通常、企業に接する金融機関や顧問先を有する税理士、公認会計士などは、職業特性や業務の関係から、企業の決算書を容易に入手(又は作成等を)する立場にあります。アカウンティングやファイナンスの知見を通じて、今後、対象企業の経営や財務がどのように成長していくのが望ましいかを考え、企業に新たな選択肢を提案することが求められます。
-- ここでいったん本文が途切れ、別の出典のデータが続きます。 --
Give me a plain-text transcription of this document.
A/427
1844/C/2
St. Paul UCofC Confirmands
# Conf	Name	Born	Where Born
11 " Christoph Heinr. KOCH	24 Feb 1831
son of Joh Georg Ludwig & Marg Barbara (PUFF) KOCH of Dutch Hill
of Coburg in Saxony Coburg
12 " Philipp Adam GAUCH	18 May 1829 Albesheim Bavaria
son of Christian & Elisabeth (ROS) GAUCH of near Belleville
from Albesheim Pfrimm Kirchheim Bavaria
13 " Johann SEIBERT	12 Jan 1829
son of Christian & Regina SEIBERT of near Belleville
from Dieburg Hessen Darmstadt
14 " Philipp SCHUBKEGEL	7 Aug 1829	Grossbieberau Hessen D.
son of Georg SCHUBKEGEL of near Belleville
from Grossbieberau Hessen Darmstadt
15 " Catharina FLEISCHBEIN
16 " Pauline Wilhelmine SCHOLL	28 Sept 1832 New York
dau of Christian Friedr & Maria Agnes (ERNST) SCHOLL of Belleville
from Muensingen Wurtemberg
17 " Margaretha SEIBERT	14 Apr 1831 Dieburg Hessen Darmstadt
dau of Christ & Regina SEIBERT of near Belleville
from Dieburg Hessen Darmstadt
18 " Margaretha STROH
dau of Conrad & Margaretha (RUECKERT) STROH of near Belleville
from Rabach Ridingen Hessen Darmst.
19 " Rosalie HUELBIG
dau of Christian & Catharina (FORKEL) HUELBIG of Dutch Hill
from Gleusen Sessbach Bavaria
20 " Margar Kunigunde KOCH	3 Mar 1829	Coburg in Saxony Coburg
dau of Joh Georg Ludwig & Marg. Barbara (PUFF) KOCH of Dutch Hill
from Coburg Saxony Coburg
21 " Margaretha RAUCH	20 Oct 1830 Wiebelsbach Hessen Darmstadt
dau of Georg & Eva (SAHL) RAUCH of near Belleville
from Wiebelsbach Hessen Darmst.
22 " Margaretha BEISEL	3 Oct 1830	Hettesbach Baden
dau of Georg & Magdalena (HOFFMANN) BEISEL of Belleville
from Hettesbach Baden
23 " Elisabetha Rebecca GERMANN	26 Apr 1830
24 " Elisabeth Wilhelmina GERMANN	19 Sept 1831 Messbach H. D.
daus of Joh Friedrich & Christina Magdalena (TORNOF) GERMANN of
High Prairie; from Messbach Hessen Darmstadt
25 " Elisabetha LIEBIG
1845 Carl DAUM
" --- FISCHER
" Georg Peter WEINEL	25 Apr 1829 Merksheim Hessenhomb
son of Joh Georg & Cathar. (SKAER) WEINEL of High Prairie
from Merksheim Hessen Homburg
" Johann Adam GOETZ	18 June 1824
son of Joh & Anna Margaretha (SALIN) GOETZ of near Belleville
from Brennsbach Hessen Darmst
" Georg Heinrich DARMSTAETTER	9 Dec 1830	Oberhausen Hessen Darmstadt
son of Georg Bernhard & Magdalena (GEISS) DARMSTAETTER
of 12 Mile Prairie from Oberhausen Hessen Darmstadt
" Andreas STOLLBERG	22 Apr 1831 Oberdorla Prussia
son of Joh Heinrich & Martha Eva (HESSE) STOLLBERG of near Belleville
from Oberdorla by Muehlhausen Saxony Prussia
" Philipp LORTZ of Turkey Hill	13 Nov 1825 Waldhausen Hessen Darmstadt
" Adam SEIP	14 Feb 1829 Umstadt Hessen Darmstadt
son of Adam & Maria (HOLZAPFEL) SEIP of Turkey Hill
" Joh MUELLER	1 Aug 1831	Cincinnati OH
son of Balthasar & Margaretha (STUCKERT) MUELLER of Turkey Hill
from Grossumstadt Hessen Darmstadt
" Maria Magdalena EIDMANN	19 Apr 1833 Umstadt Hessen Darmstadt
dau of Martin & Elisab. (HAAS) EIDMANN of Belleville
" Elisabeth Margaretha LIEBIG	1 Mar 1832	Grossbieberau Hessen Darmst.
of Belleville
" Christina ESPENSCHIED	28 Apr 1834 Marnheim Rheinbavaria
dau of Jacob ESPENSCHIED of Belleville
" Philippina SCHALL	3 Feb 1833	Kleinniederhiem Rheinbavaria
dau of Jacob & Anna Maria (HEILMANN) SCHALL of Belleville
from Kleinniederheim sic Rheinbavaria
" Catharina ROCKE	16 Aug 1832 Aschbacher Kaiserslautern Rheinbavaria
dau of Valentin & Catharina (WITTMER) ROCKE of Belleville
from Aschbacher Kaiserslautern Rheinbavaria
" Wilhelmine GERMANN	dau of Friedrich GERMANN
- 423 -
一昔前であれば、自力成長による経営拡大を目指すのがスタンダードだったと思います。しかし、近年の中小企業を取り巻く環境は、決して楽観視できません。従業員の実質賃金や所得向上の課題、為替相場、物価水準、グローバルサプライチェーン、日本の経済成長率、人手不足など様々な事情を考慮すると、自力成長による安泰は新しい産業、成長産業には当てはまるとしても、旧来型の産業、既存の事業については当てはまらない可能性が高いです。
企業のおかれた状況によりますが、選択肢としてM&Aを考えられるのであれば、新規参入、シェア拡大、規模の経済性といったメリットを活かして、M&Aによって従来のパターンと異なる成長を遂げる一手になる可能性があります。
今回は、第三者視点で、買い手となりうる候補企業のM&Aの兆候や可能性について検討するためのヒントになりうる内容を紹介します。